Around £920million in back payments is expected to be dished out to make up for it, and £328million has been dished out so far to 58,000 Brits.
The average payment has been £6,000 so far.
On average ESA claimants are owed £5,000 but some on a severe disability premium could be owed £11,500 each. A “small number” could be owed around £20,000.
Some may also have missed out on free prescriptions and seen their kids go without free school meals.
Between 2011 and 2014 some Brits had not received all of the cash they were entitled so – and had missed out on premiums like the enhanced disability premium.
The error was only found in 2016, and now the Department for Work and Pensions is reviewing more than half a million cases again – and hope to be done by the end of the year.
But it's too late for 20,000 cases where the Brits involved have died.
At first ministers thought just 70,000 were to be hit, but now the total is triple that.
DWP staff said that they are making "good process" on fixing the blunder and officials are ploughing through all the old cases.
1,200 staff are working on the cases too – which will hike the total bill for the error up to around £14million
Labour's Marsha de Cordova, Shadow Minister for Disabled People, said today: "Once again disabled people are suffering as a result of the chaos at the heart of the DWP.
"This mess is yet another example of the hostile environment created for disabled people by this Conservative Government. It is scandalous that tens of thousands of disabled people have died before receiving the social security that they were owed.
“Labour is clear that those affected by these errors must be compensated. The Government’s continued failure to right its wrongs is disgraceful."

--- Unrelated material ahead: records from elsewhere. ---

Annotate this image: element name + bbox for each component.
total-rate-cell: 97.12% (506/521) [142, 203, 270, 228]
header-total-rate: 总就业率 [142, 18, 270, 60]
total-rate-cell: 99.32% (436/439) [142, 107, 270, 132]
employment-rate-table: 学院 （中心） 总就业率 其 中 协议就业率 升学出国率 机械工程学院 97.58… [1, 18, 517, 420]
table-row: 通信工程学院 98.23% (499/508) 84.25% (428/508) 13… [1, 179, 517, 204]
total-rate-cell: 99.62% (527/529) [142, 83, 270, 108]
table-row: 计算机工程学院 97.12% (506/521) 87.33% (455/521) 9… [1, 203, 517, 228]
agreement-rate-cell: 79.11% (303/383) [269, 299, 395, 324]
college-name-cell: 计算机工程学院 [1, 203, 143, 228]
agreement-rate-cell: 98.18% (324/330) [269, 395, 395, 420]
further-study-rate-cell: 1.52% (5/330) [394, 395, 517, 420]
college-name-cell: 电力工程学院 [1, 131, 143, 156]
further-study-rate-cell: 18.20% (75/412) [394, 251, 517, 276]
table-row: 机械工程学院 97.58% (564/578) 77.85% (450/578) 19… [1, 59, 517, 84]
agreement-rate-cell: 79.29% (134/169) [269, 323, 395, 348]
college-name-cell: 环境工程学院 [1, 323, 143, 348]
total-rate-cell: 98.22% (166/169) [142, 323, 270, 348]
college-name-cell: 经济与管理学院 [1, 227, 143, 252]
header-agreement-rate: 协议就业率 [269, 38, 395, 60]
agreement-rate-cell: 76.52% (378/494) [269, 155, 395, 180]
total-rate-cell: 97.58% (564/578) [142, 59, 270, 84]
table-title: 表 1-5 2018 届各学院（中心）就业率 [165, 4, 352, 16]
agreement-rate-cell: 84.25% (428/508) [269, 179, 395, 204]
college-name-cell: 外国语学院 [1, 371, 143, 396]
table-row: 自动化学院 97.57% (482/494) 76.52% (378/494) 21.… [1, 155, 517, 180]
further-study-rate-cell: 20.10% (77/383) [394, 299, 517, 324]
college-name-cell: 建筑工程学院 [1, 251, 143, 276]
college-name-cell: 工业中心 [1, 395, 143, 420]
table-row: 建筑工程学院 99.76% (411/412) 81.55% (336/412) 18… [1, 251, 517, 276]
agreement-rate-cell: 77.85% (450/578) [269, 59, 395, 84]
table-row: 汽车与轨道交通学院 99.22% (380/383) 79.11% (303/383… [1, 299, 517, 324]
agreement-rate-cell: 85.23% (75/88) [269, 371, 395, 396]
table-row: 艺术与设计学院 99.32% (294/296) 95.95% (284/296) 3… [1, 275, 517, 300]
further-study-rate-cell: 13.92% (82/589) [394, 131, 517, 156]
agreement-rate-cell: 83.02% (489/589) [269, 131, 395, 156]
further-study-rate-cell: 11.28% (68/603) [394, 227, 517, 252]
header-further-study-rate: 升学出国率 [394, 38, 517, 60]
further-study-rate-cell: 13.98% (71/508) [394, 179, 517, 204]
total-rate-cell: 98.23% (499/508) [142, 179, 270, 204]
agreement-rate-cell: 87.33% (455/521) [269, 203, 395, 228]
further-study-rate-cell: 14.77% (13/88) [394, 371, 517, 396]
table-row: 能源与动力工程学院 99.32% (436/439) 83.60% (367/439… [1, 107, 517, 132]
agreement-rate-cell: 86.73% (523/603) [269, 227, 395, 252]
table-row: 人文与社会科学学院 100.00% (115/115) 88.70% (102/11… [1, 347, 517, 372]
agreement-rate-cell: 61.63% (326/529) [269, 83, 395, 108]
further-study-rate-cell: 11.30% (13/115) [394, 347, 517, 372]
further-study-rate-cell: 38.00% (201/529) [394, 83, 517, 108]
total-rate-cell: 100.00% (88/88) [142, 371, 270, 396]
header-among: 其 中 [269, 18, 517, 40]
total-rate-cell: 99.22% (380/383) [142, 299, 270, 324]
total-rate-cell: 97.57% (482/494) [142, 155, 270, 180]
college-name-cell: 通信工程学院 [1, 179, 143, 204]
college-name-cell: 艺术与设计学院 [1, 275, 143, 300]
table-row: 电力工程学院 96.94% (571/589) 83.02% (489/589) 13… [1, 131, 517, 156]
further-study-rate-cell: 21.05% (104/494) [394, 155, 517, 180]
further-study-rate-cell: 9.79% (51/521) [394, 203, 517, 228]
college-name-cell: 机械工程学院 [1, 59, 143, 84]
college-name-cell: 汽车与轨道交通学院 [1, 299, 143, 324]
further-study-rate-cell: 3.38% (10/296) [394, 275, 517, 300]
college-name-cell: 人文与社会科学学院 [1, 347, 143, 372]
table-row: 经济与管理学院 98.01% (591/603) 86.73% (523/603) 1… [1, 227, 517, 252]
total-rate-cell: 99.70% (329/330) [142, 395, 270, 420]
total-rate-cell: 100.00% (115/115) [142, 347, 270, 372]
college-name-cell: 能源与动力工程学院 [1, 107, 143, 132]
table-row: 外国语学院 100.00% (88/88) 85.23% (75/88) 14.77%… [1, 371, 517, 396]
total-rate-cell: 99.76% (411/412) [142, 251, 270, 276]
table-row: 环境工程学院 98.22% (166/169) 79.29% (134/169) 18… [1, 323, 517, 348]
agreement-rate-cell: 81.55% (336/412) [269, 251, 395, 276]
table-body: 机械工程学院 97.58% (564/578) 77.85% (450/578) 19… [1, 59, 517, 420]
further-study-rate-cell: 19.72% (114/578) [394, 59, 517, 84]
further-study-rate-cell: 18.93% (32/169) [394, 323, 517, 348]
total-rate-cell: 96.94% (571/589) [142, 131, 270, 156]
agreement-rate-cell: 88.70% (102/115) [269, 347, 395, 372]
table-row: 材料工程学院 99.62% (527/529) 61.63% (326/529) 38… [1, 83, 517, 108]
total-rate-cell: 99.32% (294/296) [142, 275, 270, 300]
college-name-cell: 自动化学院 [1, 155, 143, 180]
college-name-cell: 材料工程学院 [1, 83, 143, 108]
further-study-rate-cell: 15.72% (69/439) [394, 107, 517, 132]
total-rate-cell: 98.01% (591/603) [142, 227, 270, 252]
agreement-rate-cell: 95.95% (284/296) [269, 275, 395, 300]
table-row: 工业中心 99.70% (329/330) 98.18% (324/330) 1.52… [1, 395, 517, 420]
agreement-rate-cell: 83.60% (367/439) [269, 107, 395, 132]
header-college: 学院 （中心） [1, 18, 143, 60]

A DWP spokesman said today: “We are making good progress reviewing and correcting cases and repaying claimants affected by past ESA underpayments, with over £300 million of arrears paid so far.
"All claimants in the first phase have now been contacted and we have 1,200 specialist staff working to ensure no one loses out.
"Where a claimant has sadly died we are ensuring that any arrears owed to them are paid to their next of kin.”